Серапионовы братья. 1921: альманах - Страница 55
— Оп-ля! — подпрыгнул полицмейстер, а кучер поправился на козлах и произнес:
— Язви-тя…
Лошади фыркнули.
Очень далеко залаяла собачонка, перестала, видно, прислушиваясь, как тает ее голос в ночи, и снова залаяла тоном пониже. Тюрьма вышла из мрака или, может быть, мрак стал приоткрывать свои бесчисленные одеяла. У ворот чернелось что-то широкое, большое.
— Сейчас, — сказал Тужилкин.
— А почему это, — спросил доктор у кандидата на судебную должность, — почему военные власти судят, а гражданским приходится все это расхлебывать?
Кандидат любил во всем ясную формулировку:
— То есть что расхлебывать?
Но доктор ничего не ответил.
Полицмейстер расправил свою бороду очень резко и заметил, ни к кому не обращаясь:
— Ничего меня так не раздражает, как трусость.
Надворный советник надвинул на глаза шляпу.
В это время дроги въехали в кольцо казачьего конвоя подле тюремных ворот.

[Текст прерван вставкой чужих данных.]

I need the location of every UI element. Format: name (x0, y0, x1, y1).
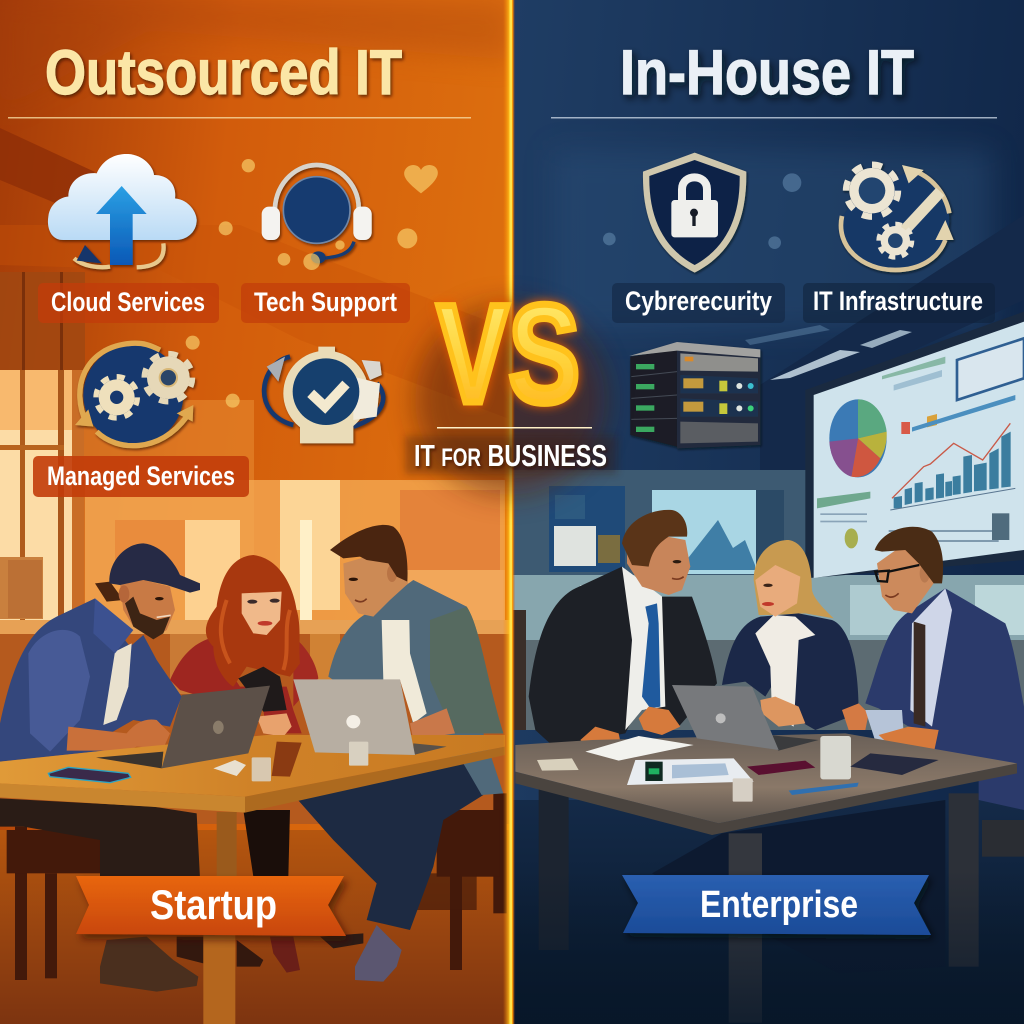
person: man in denim legs (295, 763, 483, 930)
shoes (100, 925, 402, 992)
subtitle: IT for business: IT FOR BUSINESS (414, 438, 607, 473)
icon: server rack (629, 342, 760, 448)
label: Tech Support: Tech Support (254, 287, 397, 317)
wall screen with charts (805, 312, 1024, 578)
banner: Startup (76, 876, 346, 936)
person: man in cap (0, 543, 200, 762)
background: office building and windows (0, 0, 512, 824)
background monitors (549, 486, 784, 574)
center emblem: VS (405, 275, 617, 495)
monitor: mountain chart (652, 490, 784, 574)
person: man in denim jacket (328, 525, 503, 795)
title: In-House IT: In-House IT (620, 38, 914, 108)
label: Tech Support (241, 283, 410, 323)
documents and devices (537, 736, 939, 802)
label: IT Infrastructure (803, 283, 995, 323)
icon: cybersecurity shield (643, 153, 746, 273)
pie chart (829, 399, 887, 477)
label: Cybrerecurity: Cybrerecurity (625, 286, 772, 316)
title: Outsourced IT: Outsourced IT (45, 38, 402, 108)
decorative hearts left (186, 159, 438, 408)
label: Managed Services (33, 456, 249, 497)
banner: Startup: Startup (150, 881, 277, 928)
chairs (7, 793, 507, 980)
banner: Enterprise (622, 875, 931, 935)
icon: managed services gears (75, 343, 193, 446)
floor (0, 830, 512, 1024)
laptop: dark (96, 686, 270, 768)
table items: phone and cups (48, 742, 368, 783)
table: startup (0, 735, 505, 1024)
person: man in cap legs (0, 798, 200, 878)
laptop (672, 685, 819, 751)
label: Cybrerecurity (612, 283, 785, 323)
table: enterprise (515, 733, 1017, 1023)
dashboard details (817, 338, 1024, 548)
panel: outsourced IT (left) (0, 0, 512, 1024)
person: woman with blond hair (722, 540, 859, 730)
panel: in-house IT (right) (512, 0, 1024, 1024)
floor (512, 800, 1024, 1024)
background: office and wall panels (512, 150, 1024, 730)
icon: IT infrastructure gears and wrench (841, 165, 954, 270)
table legs (539, 783, 1024, 973)
person: woman with red hair (170, 555, 318, 737)
people: enterprise team (515, 510, 1024, 1023)
label: IT Infrastructure: IT Infrastructure (813, 286, 983, 316)
label: Managed Services: Managed Services (47, 461, 235, 491)
person: man with blue tie (529, 510, 717, 752)
center emblem: VS: VS (437, 275, 580, 432)
label: Cloud Services: Cloud Services (51, 287, 205, 317)
person: woman legs (243, 810, 290, 877)
person: man with glasses (842, 527, 1024, 810)
icon: cloud services (48, 154, 197, 267)
bar and line chart (890, 423, 1015, 510)
people: startup team (0, 525, 507, 1024)
icon: verified checkmark gear (264, 347, 383, 443)
decorative dots right (603, 173, 801, 249)
laptop: silver (293, 679, 447, 755)
central divider glow (503, 0, 515, 1024)
label: Cloud Services (38, 283, 219, 323)
icon: tech support headset (262, 165, 372, 263)
monitor: data wall (549, 486, 625, 572)
banner: Enterprise: Enterprise (700, 884, 858, 926)
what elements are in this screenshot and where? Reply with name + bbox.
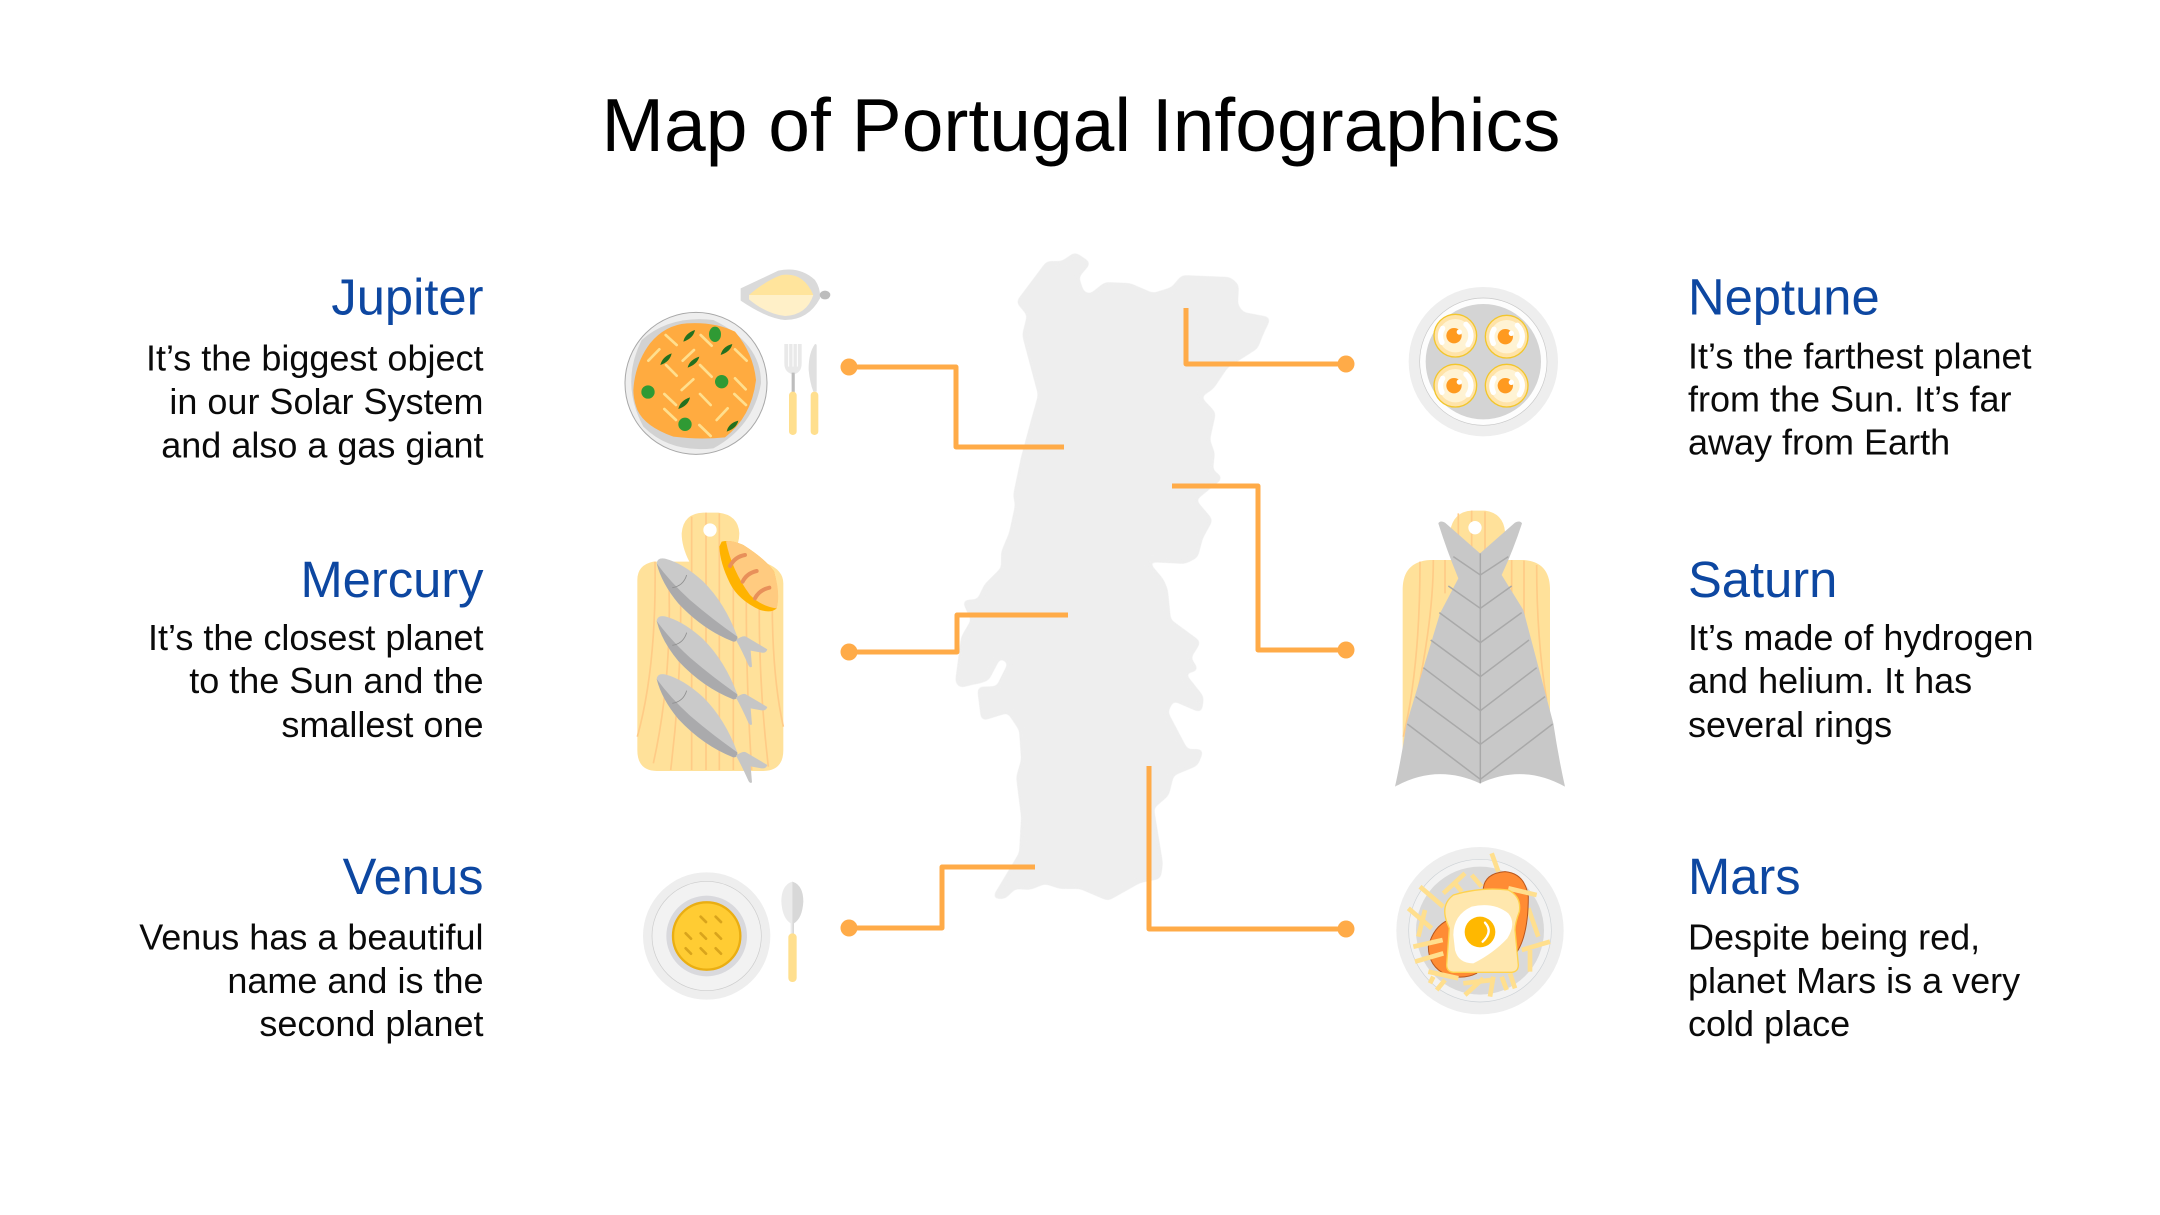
panel: Jupiter text bbox=[146, 268, 484, 466]
panel: Mars text bbox=[1688, 848, 2020, 1044]
panel: Jupiter text: and also a gas giant bbox=[161, 424, 484, 466]
panel: Venus text: Venus has a beautiful bbox=[139, 916, 484, 958]
panel: Neptune text bbox=[1688, 268, 2032, 462]
panel: Saturn text bbox=[1688, 551, 2034, 745]
connector: Neptune bbox=[1186, 308, 1354, 372]
panel: Mercury text: Mercury bbox=[300, 551, 484, 608]
panel: Jupiter text: Jupiter bbox=[331, 268, 484, 326]
panel: Neptune text: from the Sun. It’s far bbox=[1688, 378, 2011, 420]
panel: Venus text bbox=[139, 848, 484, 1044]
connector: Mars bbox=[1149, 766, 1354, 938]
panel: Venus text: Venus bbox=[343, 848, 484, 905]
connector: Saturn bbox=[1172, 486, 1354, 658]
panel: Saturn text: and helium. It has bbox=[1688, 660, 1972, 701]
panel: Mercury text: smallest one bbox=[281, 704, 484, 745]
panel: Neptune text: Neptune bbox=[1688, 268, 1880, 326]
connector: Mercury bbox=[840, 615, 1068, 660]
panel: Jupiter text: It’s the biggest object bbox=[146, 338, 484, 378]
title: Map of Portugal Infographics bbox=[602, 83, 1560, 167]
icon: soup plate with spoon bbox=[643, 872, 803, 1000]
panel: Mercury text: to the Sun and the bbox=[189, 660, 484, 701]
icon: sardines on cutting board bbox=[637, 513, 783, 783]
icon: plate with egg toast and fries bbox=[1396, 847, 1564, 1014]
icon: rice dish with gravy boat and cutlery bbox=[625, 269, 830, 454]
panel: Saturn text: Saturn bbox=[1688, 551, 1837, 608]
map of Portugal bbox=[956, 253, 1270, 900]
panel: Neptune text: It’s the farthest planet bbox=[1688, 336, 2032, 376]
panel: Mercury text bbox=[148, 551, 484, 745]
icon: cod on cutting board bbox=[1395, 511, 1565, 787]
panel: Mars text: Mars bbox=[1688, 848, 1801, 905]
connector: Jupiter bbox=[840, 358, 1064, 447]
connector: Venus bbox=[840, 867, 1035, 936]
panel: Mars text: cold place bbox=[1688, 1003, 1850, 1044]
panel: Venus text: second planet bbox=[259, 1003, 484, 1044]
panel: Mercury text: It’s the closest planet bbox=[148, 617, 484, 658]
panel: Saturn text: It’s made of hydrogen bbox=[1688, 617, 2034, 658]
panel: Jupiter text: in our Solar System bbox=[169, 381, 484, 422]
panel: Mars text: Despite being red, bbox=[1688, 916, 1980, 958]
panel: Mars text: planet Mars is a very bbox=[1688, 960, 2020, 1001]
panel: Venus text: name and is the bbox=[227, 960, 484, 1001]
panel: Neptune text: away from Earth bbox=[1688, 422, 1950, 462]
icon: plate of four eggs bbox=[1409, 287, 1558, 436]
panel: Saturn text: several rings bbox=[1688, 704, 1892, 745]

На извозчичьей пролетке, съежившись, сидел товарищ прокурора. Он покачал головой и сказал, когда дроги поравнялись с ним:
— Что же так долго, господа?
Какая-то юркая тень скользнула к воротам. Они распахнулись.
Очень высокий тенор скомандовал:
— А-а-у-ау!
Лошади зацокали подковами в грязи, у каждой из них сбоку шелохнулись бесформенные фигуры, потом эти фигуры неслышно поднялись, выросли, стали всадниками, и опять непонятное крикнул тенор:
— О-о-ы!
Переваливаясь на рессорах, выехала из ворот толстая тяжелая карета, и неизвестно кто спросил громко:
— Можно?
Товарищ прокурора взглянул на кандидата:
— Ничего не забыли?
Тогда доктор начал торопливо похлопывать по карманам, как всегда дома, в передней, перед уходом в больницу, и сказал вслух:
— Кажется, все…
Двинулись так: впереди карета, за ней дроги, потом пролетка с товарищем прокурора. Все это обхватило растянувшееся кольцо казачьего конвоя.

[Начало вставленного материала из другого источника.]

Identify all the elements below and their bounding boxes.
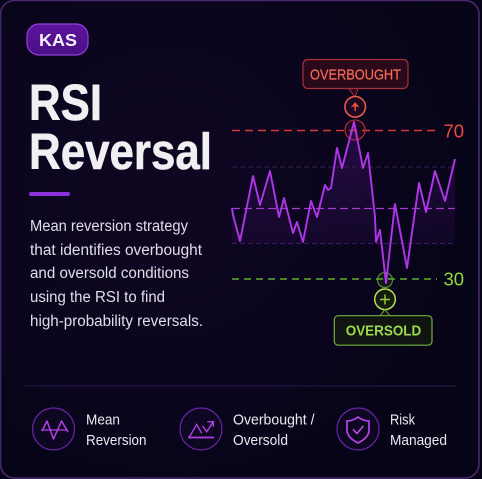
- feature: risk managed: [337, 408, 447, 450]
- title: [29, 74, 212, 180]
- reference line: upper band: [232, 166, 455, 168]
- icon: trend chart: [180, 408, 222, 450]
- callout: overbought: OVERBOUGHT: [310, 66, 401, 83]
- callout: oversold: OVERSOLD: [346, 324, 422, 340]
- label: 30: 30: [444, 269, 464, 290]
- label: Overbought /: [233, 412, 315, 428]
- description text: that identifies overbought: [30, 242, 203, 259]
- description text: Mean reversion strategy: [30, 218, 188, 235]
- reference line: 70 overbought: [232, 130, 437, 132]
- reference line: 30 oversold: [232, 278, 437, 280]
- feature: overbought / oversold: [180, 408, 315, 450]
- description text: using the RSI to find: [30, 289, 165, 306]
- label: [86, 412, 146, 449]
- description text: [30, 218, 203, 330]
- label: Oversold: [233, 432, 288, 449]
- label: [390, 412, 447, 449]
- reference line: midline: [232, 208, 455, 210]
- RSI chart: [232, 122, 455, 283]
- label: Reversion: [86, 432, 146, 449]
- title: RSI: [29, 74, 102, 131]
- icon: overbought up arrow: [345, 96, 366, 117]
- marker: oversold trough ring: [378, 272, 392, 288]
- callout: oversold: [334, 310, 432, 345]
- marker: overbought peak ring: [345, 120, 365, 140]
- feature: mean reversion: [32, 408, 146, 450]
- description text: and oversold conditions: [30, 265, 189, 282]
- footer divider: [23, 385, 456, 387]
- label: Risk: [390, 412, 415, 428]
- callout: overbought: [303, 60, 408, 97]
- reference line: lower band: [232, 242, 455, 244]
- title: Reversal: [29, 123, 212, 180]
- label: Managed: [390, 432, 447, 449]
- RSI line: [232, 122, 455, 283]
- icon: shield: [337, 408, 379, 450]
- area under RSI line: [232, 122, 455, 283]
- icon: oversold down arrow: [375, 289, 395, 310]
- badge: KAS: [27, 24, 88, 55]
- badge: KAS: KAS: [39, 30, 77, 50]
- icon: wave: [32, 408, 74, 450]
- label: [233, 412, 315, 449]
- label: Mean: [86, 412, 120, 428]
- label: 70: 70: [444, 120, 464, 141]
- description text: high-probability reversals.: [30, 313, 203, 330]
- title accent bar: [29, 192, 70, 196]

Земля, кусты, деревья — весь лес — окунулись в жидкое голубоватое молоко. Бывают такие камни — бледно-голубые; вот если погасить эти камни, вынуть из них свет, то они станут такими, как краска раннего утра в лесу.
Довольно глубоко в осиновой чаще сереет круглая плешинка поляны. Лес прилег на возвышенности. Тут еще не везде стаял снег, и его заплатки белеют у корней низкорослых осин.
Посреди поляны — виселица. Она из неструганой суковатой березы и похожа на глаголь с очень длинной ножкой; к ножке глаголя приставлена короткая подпорка, как к телеграфному столбу в поле.
Прислонившись к этой подпорке, стоит Савел Семеныч. Он уж давно все приготовил и теперь думал, что нехорошо закуривать натощак, раньше времени, как это сделали мужики там, на краю поляны, выкопав яму и присев на кучу мерзлой свежей земли.
Когда с другого краю раздался шум, Савел Семеныч потихоньку закачался ему навстречу. Конвой не размыкал своего кольца и здесь, в чаще деревьев, но те, кого окружал он, уже не ехали, а шли пешком, увязая в грязи, то расходясь, то скучиваясь, медленно, неохотно.
Грейня выступал между двух казаков с шашками наголо. Впереди них торопился помощник смотрителя, а сзади, в беспорядке и без нужды меняя места, двигались власти.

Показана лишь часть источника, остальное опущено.